Oilpyi · 06/04/2021 09:56

@VaVaGloom to give mine credit I’ve never seen them take from each other. They are a small gang and everything is distributed. That’s something I’ve not dealt with and it would be not nice to see.

OP posts:
VaVaGloom · 06/04/2021 09:59

And perhaps there are better times to nip in the shower than when a year one (5year old) is about to get messy eating an Easter egg? That way the whole episode wouldn’t have happened.

Oilpyi · 06/04/2021 09:59

👏

OP posts:
VaVaGloom · 06/04/2021 10:04

@Oilpyi that’s good that they act fairly between themselves and I’m sure a lesson has been learnt (and they didn’t purposefully set out to upset you) it may even become a story about their childish antics that you laugh about together when they grow up. Enjoy the rest of your Easter hols.

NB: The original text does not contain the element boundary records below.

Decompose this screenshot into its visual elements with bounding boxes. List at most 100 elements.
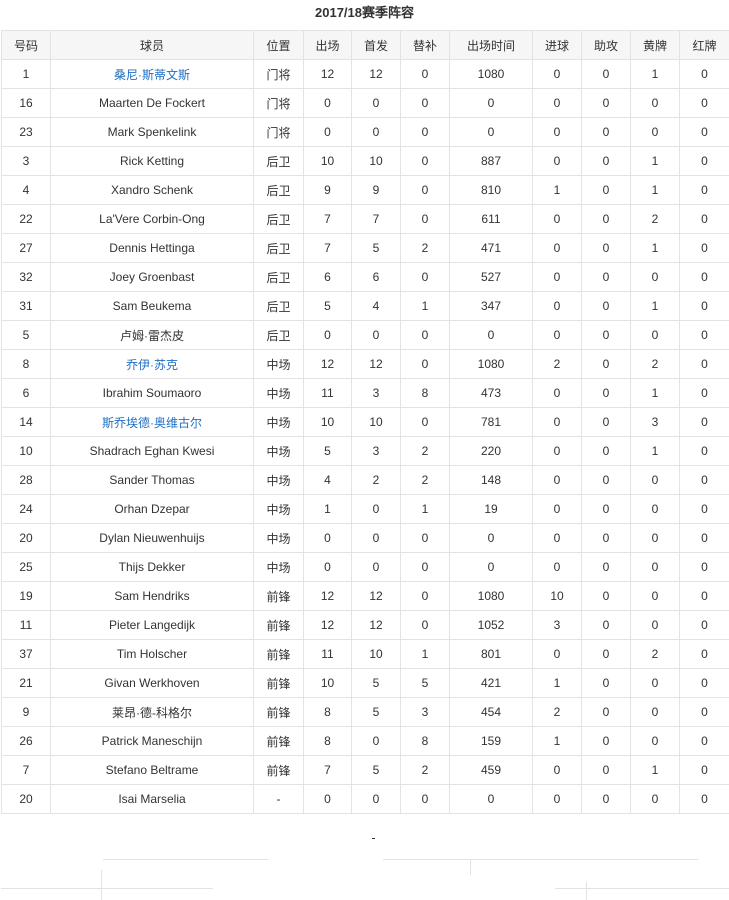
red-cards: 0 xyxy=(679,610,729,640)
minutes: 148 xyxy=(449,465,533,495)
assists: 0 xyxy=(581,262,631,292)
yellow-cards: 0 xyxy=(630,610,680,640)
minutes: 1080 xyxy=(449,59,533,89)
goals: 0 xyxy=(532,639,582,669)
subs: 0 xyxy=(400,88,450,118)
minutes: 347 xyxy=(449,291,533,321)
player-number: 19 xyxy=(1,581,51,611)
appearances: 0 xyxy=(303,320,352,350)
player-number: 23 xyxy=(1,117,51,147)
goals: 1 xyxy=(532,726,582,756)
goals: 0 xyxy=(532,378,582,408)
player-name: La'Vere Corbin-Ong xyxy=(50,204,254,234)
assists: 0 xyxy=(581,494,631,524)
subs: 2 xyxy=(400,755,450,785)
table-row: 26 Patrick Maneschijn 前锋 8 0 8 159 1 0 0 0 xyxy=(1,726,729,756)
minutes: 1080 xyxy=(449,581,533,611)
assists: 0 xyxy=(581,581,631,611)
goals: 0 xyxy=(532,755,582,785)
assists: 0 xyxy=(581,88,631,118)
yellow-cards: 1 xyxy=(630,378,680,408)
subs: 2 xyxy=(400,436,450,466)
player-name: Pieter Langedijk xyxy=(50,610,254,640)
red-cards: 0 xyxy=(679,146,729,176)
player-name: Thijs Dekker xyxy=(50,552,254,582)
divider xyxy=(555,888,729,889)
red-cards: 0 xyxy=(679,349,729,379)
player-name: Xandro Schenk xyxy=(50,175,254,205)
starts: 12 xyxy=(351,610,401,640)
table-row: 10 Shadrach Eghan Kwesi 中场 5 3 2 220 0 0 1 0 xyxy=(1,436,729,466)
subs: 0 xyxy=(400,407,450,437)
starts: 10 xyxy=(351,407,401,437)
subs: 8 xyxy=(400,726,450,756)
starts: 7 xyxy=(351,204,401,234)
player-number: 32 xyxy=(1,262,51,292)
subs: 0 xyxy=(400,552,450,582)
table-row: 5 卢姆·雷杰皮 后卫 0 0 0 0 0 0 0 0 xyxy=(1,320,729,350)
goals: 0 xyxy=(532,146,582,176)
red-cards: 0 xyxy=(679,262,729,292)
assists: 0 xyxy=(581,755,631,785)
player-position: 后卫 xyxy=(253,291,304,321)
player-name[interactable]: 桑尼·斯蒂文斯 xyxy=(50,59,254,89)
red-cards: 0 xyxy=(679,755,729,785)
table-row: 7 Stefano Beltrame 前锋 7 5 2 459 0 0 1 0 xyxy=(1,755,729,785)
player-position: 前锋 xyxy=(253,610,304,640)
player-position: 后卫 xyxy=(253,233,304,263)
goals: 0 xyxy=(532,117,582,147)
player-number: 27 xyxy=(1,233,51,263)
goals: 0 xyxy=(532,59,582,89)
player-position: 前锋 xyxy=(253,639,304,669)
minutes: 0 xyxy=(449,117,533,147)
red-cards: 0 xyxy=(679,436,729,466)
player-position: 中场 xyxy=(253,407,304,437)
player-name: 卢姆·雷杰皮 xyxy=(50,320,254,350)
squad-title: 2017/18赛季阵容 xyxy=(315,5,414,20)
assists: 0 xyxy=(581,378,631,408)
player-position: 中场 xyxy=(253,465,304,495)
starts: 5 xyxy=(351,697,401,727)
appearances: 8 xyxy=(303,726,352,756)
appearances: 0 xyxy=(303,552,352,582)
yellow-cards: 1 xyxy=(630,233,680,263)
player-number: 11 xyxy=(1,610,51,640)
player-number: 16 xyxy=(1,88,51,118)
goals: 1 xyxy=(532,668,582,698)
player-position: 门将 xyxy=(253,88,304,118)
yellow-cards: 0 xyxy=(630,784,680,814)
red-cards: 0 xyxy=(679,320,729,350)
appearances: 8 xyxy=(303,697,352,727)
subs: 0 xyxy=(400,175,450,205)
col-minutes: 出场时间 xyxy=(449,30,533,60)
assists: 0 xyxy=(581,668,631,698)
red-cards: 0 xyxy=(679,523,729,553)
appearances: 0 xyxy=(303,523,352,553)
player-position: 中场 xyxy=(253,378,304,408)
player-name: Stefano Beltrame xyxy=(50,755,254,785)
player-position: 前锋 xyxy=(253,726,304,756)
goals: 3 xyxy=(532,610,582,640)
starts: 3 xyxy=(351,378,401,408)
red-cards: 0 xyxy=(679,378,729,408)
player-name[interactable]: 乔伊·苏克 xyxy=(50,349,254,379)
yellow-cards: 0 xyxy=(630,88,680,118)
table-row: 9 莱昂·德-科格尔 前锋 8 5 3 454 2 0 0 0 xyxy=(1,697,729,727)
table-row: 22 La'Vere Corbin-Ong 后卫 7 7 0 611 0 0 2 0 xyxy=(1,204,729,234)
player-number: 4 xyxy=(1,175,51,205)
appearances: 10 xyxy=(303,407,352,437)
player-name[interactable]: 斯乔埃德·奥维古尔 xyxy=(50,407,254,437)
player-number: 3 xyxy=(1,146,51,176)
subs: 0 xyxy=(400,581,450,611)
goals: 2 xyxy=(532,697,582,727)
table-row: 6 Ibrahim Soumaoro 中场 11 3 8 473 0 0 1 0 xyxy=(1,378,729,408)
appearances: 12 xyxy=(303,59,352,89)
minutes: 220 xyxy=(449,436,533,466)
minutes: 810 xyxy=(449,175,533,205)
player-position: 门将 xyxy=(253,117,304,147)
yellow-cards: 0 xyxy=(630,262,680,292)
starts: 10 xyxy=(351,146,401,176)
table-row: 27 Dennis Hettinga 后卫 7 5 2 471 0 0 1 0 xyxy=(1,233,729,263)
yellow-cards: 2 xyxy=(630,639,680,669)
player-position: 前锋 xyxy=(253,581,304,611)
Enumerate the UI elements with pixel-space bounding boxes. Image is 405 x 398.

TheOneWithTheBigNose · 06/04/2021 10:37

@VaVaGloom

And perhaps there are better times to nip in the shower than when a year one (5year old) is about to get messy eating an Easter egg? That way the whole episode wouldn’t have happened.
My year 1 doesn’t get messy eating chocolate Confused. If she gets any on her hands she does and washes them. Doesn’t need my supervision.